Galleta, mi maestro - Alfa y Omega

Galleta fue el regalo de cumpleaños de Sofía. Un hámster ruso que el empleado del Carrefour metió en la jaula con una sonrisa, augurando que sería un ejemplar sano y cariñoso. Uno de esos regalos con los que los padres separados intentamos reparar el daño que hemos hecho a los hijos con nuestros infiernos adultos (los hay que no se han separado con los mismos infiernos, pero más largos por no separarse). Desde el primer día, la vida de Galleta ha sido elemental: metido en su pequeño feudo rectangular equipado con una rueda y una rampa de plástico amarillo, comía pipas y pienso, bebía agua, dormía entre el heno de alta montaña con el que acolchábamos sus peripecias y se ponía de pie para exigir una caricia en cuanto escuchaba nuestros pasos. 

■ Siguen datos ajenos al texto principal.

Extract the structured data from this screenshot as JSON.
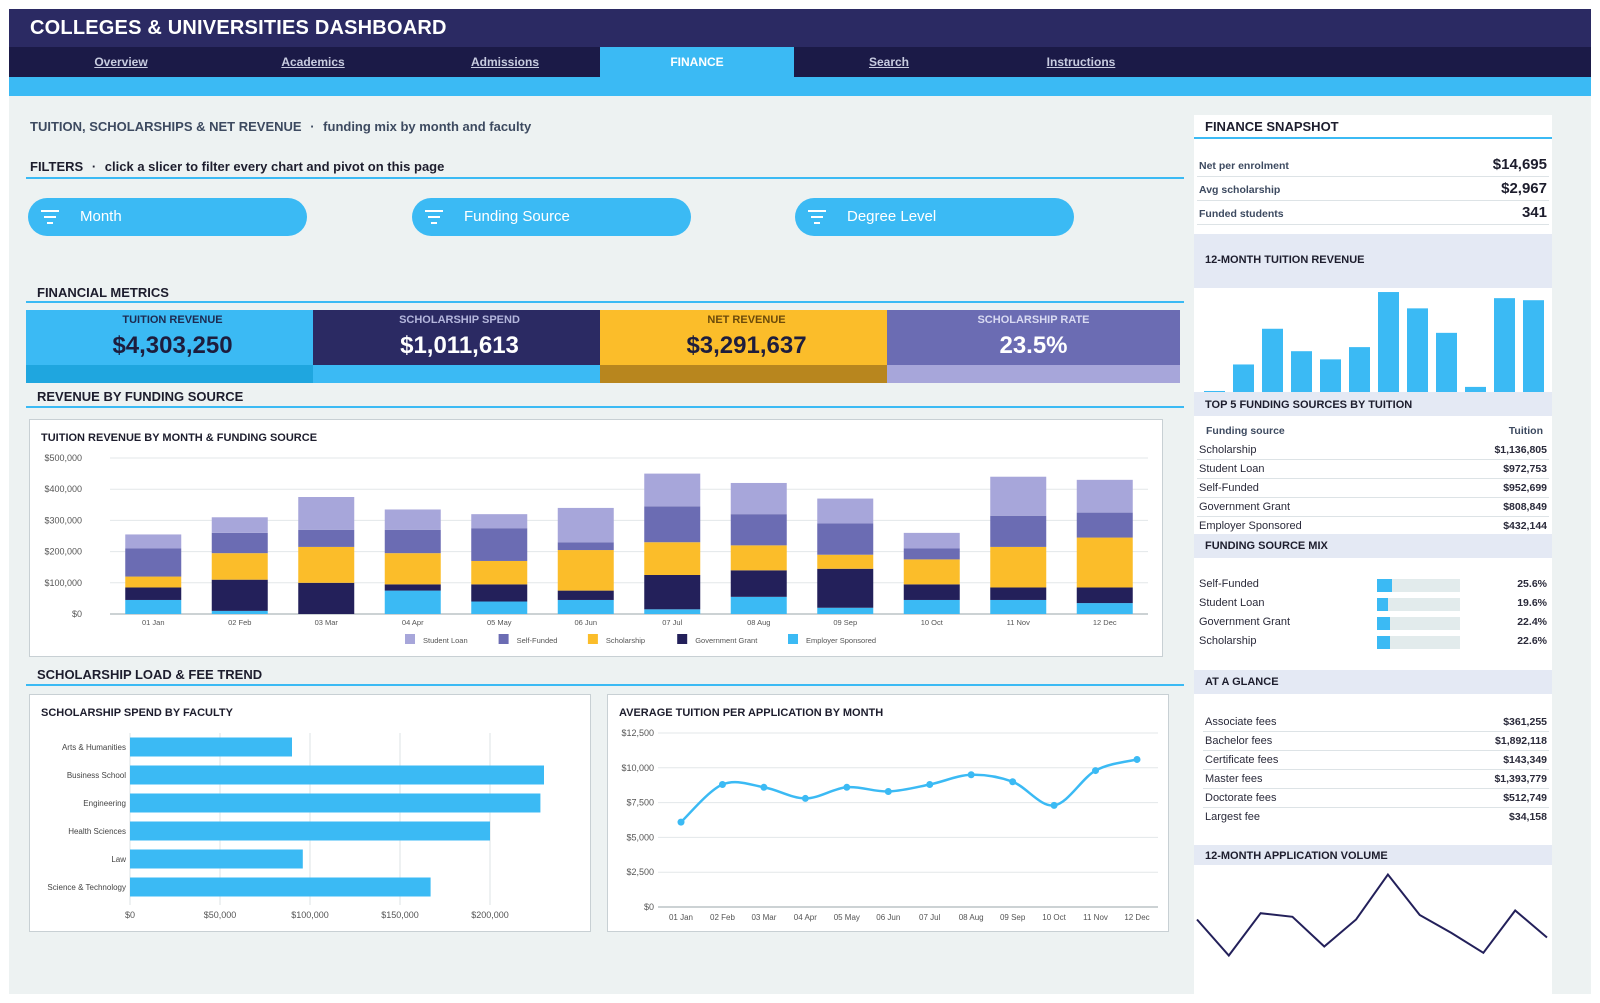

Galleta empezó siendo el ratón de Sofía, pero ha llegado a ser mucho más que eso. Las semanas en las que estoy solo en casa, Galleta era la otra respiración, los únicos ruidos de las noches más oscuras en las que yo lidiaba con mis fantasmas. Mi confidente, mi vecino, mi terapeuta. Algo así como el balón con el que habla Tom Hanks cuando interpreta a un náufrago. No pocas veces lo colocaba sobre mi pecho y acariciaba con el índice su cogote, delante de la tele. Aquella bola peluda con bigotes llegó a ser una suerte de salvavidas. Cuando llegaba a casa, me acercaba a la jaula y miraba su cuerpo terapéutico abultándose con el aire y aquella visión me bastaba para sentirme bien. No estoy solo porque está Galleta, me decía. Cuando me levantaba con los músculos rígidos por una pesadilla, me decía: no estoy solo porque está Galleta. 

Galleta, te echo tanto de menos. 

Hace dos semanas Galleta comenzó a cojear. Una de las patas delanteras se quedó inútil y daba vueltas sobre sí mismo como un derviche, se arrastraba, no podía desplazarse a su velocidad habitual. Ya no se ponía de pie para pelar pipas o pedirnos que lo cogiéramos. Yo sufría siendo un testigo inútil de su deterioro. Sofía sufría también, mirándolo dar vueltas sobre sí mismo. «¿Qué le pasa?», me preguntaba. «Está viejo», le respondía yo, sabiendo que se había cumplido el tiempo que dicen que dura la vida de un hámster ruso: aproximadamente dos años. 

Hace pocos días lo encontré muerto. Abrí la jaula, toqué su cuerpo frío, lloré, enterré su cadáver diminuto alegrándome de que Sofía no estuviera en casa esa semana. ¿Estás seguro de que se ha muerto?, me preguntó al teléfono, entrecortada. «Tenía que pasar tarde o temprano», le contesté, la muerte nos alcanza a todos y tenemos que aceptarlo y transformar esa certeza en algo creativo. Y le envié la foto de su última postura. Galleta había formado en el heno un cráter perfecto en el que yacía inmóvil, en posición fetal. Como dormido. Era tan tierna la imagen, había tanta aceptación en esa manera de esperar su momento.

Mi hija ha aprendido la muerte gracias a Galleta. Yo he aprendido la obediencia. Los animales no tienen ego, les trae sin cuidado su identidad, no construyen relatos sobre sí mismos ni anhelan perpetuarse más allá de su ciclo vital. Los animales viven aquí y ahora, como lo niños, como los moribundos. Galleta hizo una cuna con el único brazo que tenía, se acomodó y esperó mientras agonizaba, sabiendo que era el momento de partir. Una mascota puede ser un buen maestro. Gracias, Galleta.

A veces, cuando cruzo el pasillo y miro la jaula vacía en la habitación de Sofía, me enjugo una lágrima y sigo adelante, sonriendo porque Galleta vive ahora dentro de mí, porque me ha entregado su obediencia. Y no pienso guardar la jaula vacía. Quizá sea ese vacío que hay ahora otro animal. Otra lección que debo aprender en este momento de mi vida en el que más que nunca veo por todas partes la impermanencia.